Evaluation of the toxicity of concentrated barley β-glucan in a 28-day feeding study in Wistar rats

Beta-glucans are water-soluble cell-wall polysaccharides consisting of (1-->3,1-->4)-linked beta-D-glucopyranosyl monomers that comprise a considerable proportion of soluble fiber from certain grains including oats and barley. Consumption of foods containing beta-glucan or beta-glucan-enriched fractions prepared from these grains lower serum cholesterol concentrations in humans and in animal models of hypercholesterolemia. The present study was conducted to evaluate the toxicity of beta-glucan-enriched soluble fiber from barley in Wistar rats on dietary administration at concentrations of 0.7, 3.5 and 7% beta-glucan for 28 days. There were no adverse effects on general condition and behavior, growth, feed and water consumption, feed conversion efficiency, red blood cell and clotting potential parameters, clinical chemistry values, and organ weights. Necropsy and histopathology findings revealed no treatment-related changes in any organ evaluated. A dose-dependent increase in full and empty cecum weight was observed. This is a common physiological response of rodents to high amounts of poorly digestible, fermentable carbohydrates, and was of no toxicological concern. The only finding of possible biological relevance was an increase in the number of circulating lymphocytes observed in males. However, the increase was not dose-dependent and was not observed in females. Results of this study demonstrated that consumption of concentrated barley beta-glucan was not associated with any obvious signs of toxicity in Wistar rats even following consumption of large quantities.

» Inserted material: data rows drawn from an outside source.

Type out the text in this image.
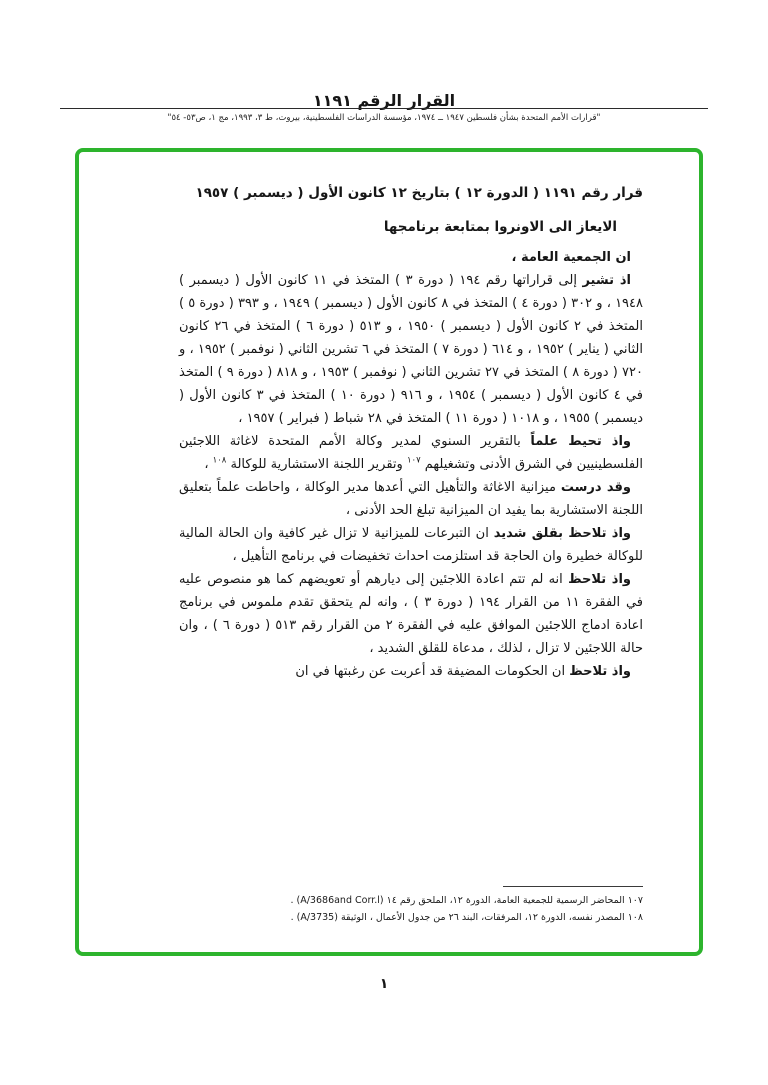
القرار الرقم ١١٩١
"قرارات الأمم المتحدة بشأن فلسطين ١٩٤٧ ــ ١٩٧٤، مؤسسة الدراسات الفلسطينية، بيروت، ط ٣، ١٩٩٣، مج ١، ص٥٣- ٥٤"
قرار رقم ١١٩١ ( الدورة ١٢ ) بتاريخ ١٢ كانون الأول ( ديسمبر ) ١٩٥٧
الايعاز الى الاونروا بمتابعة برنامجها

ان الجمعية العامة ،

اذ تشير إلى قراراتها رقم ١٩٤ ( دورة ٣ ) المتخذ في ١١ كانون الأول ( ديسمبر ) ١٩٤٨ ، و ٣٠٢ ( دورة ٤ ) المتخذ في ٨ كانون الأول ( ديسمبر ) ١٩٤٩ ، و ٣٩٣ ( دورة ٥ ) المتخذ في ٢ كانون الأول ( ديسمبر ) ١٩٥٠ ، و ٥١٣ ( دورة ٦ ) المتخذ في ٢٦ كانون الثاني ( يناير ) ١٩٥٢ ، و ٦١٤ ( دورة ٧ ) المتخذ في ٦ تشرين الثاني ( نوفمبر ) ١٩٥٢ ، و ٧٢٠ ( دورة ٨ ) المتخذ في ٢٧ تشرين الثاني ( نوفمبر ) ١٩٥٣ ، و ٨١٨ ( دورة ٩ ) المتخذ في ٤ كانون الأول ( ديسمبر ) ١٩٥٤ ، و ٩١٦ ( دورة ١٠ ) المتخذ في ٣ كانون الأول ( ديسمبر ) ١٩٥٥ ، و ١٠١٨ ( دورة ١١ ) المتخذ في ٢٨ شباط ( فبراير ) ١٩٥٧ ،

واذ تحيط علماً بالتقرير السنوي لمدير وكالة الأمم المتحدة لاغاثة اللاجئين الفلسطينيين في الشرق الأدنى وتشغيلهم $^{١٠٧}$ وتقرير اللجنة الاستشارية للوكالة $^{١٠٨}$ ،

وقد درست ميزانية الاغاثة والتأهيل التي أعدها مدير الوكالة ، واحاطت علماً بتعليق اللجنة الاستشارية بما يفيد ان الميزانية تبلغ الحد الأدنى ،

واذ تلاحظ بقلق شديد ان التبرعات للميزانية لا تزال غير كافية وان الحالة المالية للوكالة خطيرة وان الحاجة قد استلزمت احداث تخفيضات في برنامج التأهيل ،

واذ تلاحظ انه لم تتم اعادة اللاجئين إلى ديارهم أو تعويضهم كما هو منصوص عليه في الفقرة ١١ من القرار ١٩٤ ( دورة ٣ ) ، وانه لم يتحقق تقدم ملموس في برنامج اعادة ادماج اللاجئين الموافق عليه في الفقرة ٢ من القرار رقم ٥١٣ ( دورة ٦ ) ، وان حالة اللاجئين لا تزال ، لذلك ، مدعاة للقلق الشديد ،

واذ تلاحظ ان الحكومات المضيفة قد أعربت عن رغبتها في ان

١٠٧ المحاضر الرسمية للجمعية العامة، الدورة ١٢، الملحق رقم ١٤ (A/3686and Corr.l) .
١٠٨ المصدر نفسه، الدورة ١٢، المرفقات، البند ٢٦ من جدول الأعمال ، الوثيقة (A/3735) .
١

Repeated dose oral toxicological evaluation of concentrated barley β-glucan in CD-1 mice including a recovery phase

The cholesterol-lowering effect observed following consumption of oats and barley is attributable to the beta-glucan component of the soluble fiber fraction of these cereal grains. beta-Glucan has also been reported to modulate immune activity, however, few studies have evaluated the hematological effects of beta-glucan following oral exposure. In the current study, a concentrated beta-glucan (64%) preparation from barley (Barley Betafiber) was blended into mouse feed at concentrations of 1, 5, or 10% (corresponding to approximately 0.7, 3.5, and 7% beta-glucan) and evaluated in CD-1 mice. Plasma was collected for clinical chemistry and hematological measurements at the initiation of the study and again following 14 and 28 days of exposure. Plasma was also collected from animals that consumed the same diets for 28-days but were switched to control diet (containing no supplemental beta-glucan) for an additional 14-day period to evaluate reversibility or delayed occurrence of treatment-related changes. Half of the animals were sacrificed for histopathologic analysis following the 28-day exposure period and the other half were evaluated following the recovery period. Histopathologic analysis focused on primary lymphoid organs and lymph nodes proximal and distal to the route of exposure. An additional group of untreated animals (nai;ve) was bled and sacrificed at day 0, 14, 27 and 41 for comparison of the hematology parameters with those of the control group because it was not known if multiple blood draws would affect hematology parameters. Compared to animals consuming the control diet, no treatment-related adverse effects were observed in hematological or clinical chemistry measurements or in organ weights and immunopathology in either sex following consumption of concentrated barley beta-glucan for 28-days or following the recovery period. Likewise, no differences were observed between the nai;ve and control groups. Results from this study showed that consumption of concentrated barley beta-glucan did not cause treatment-related inflammatory or other adverse effects in CD-1 mice.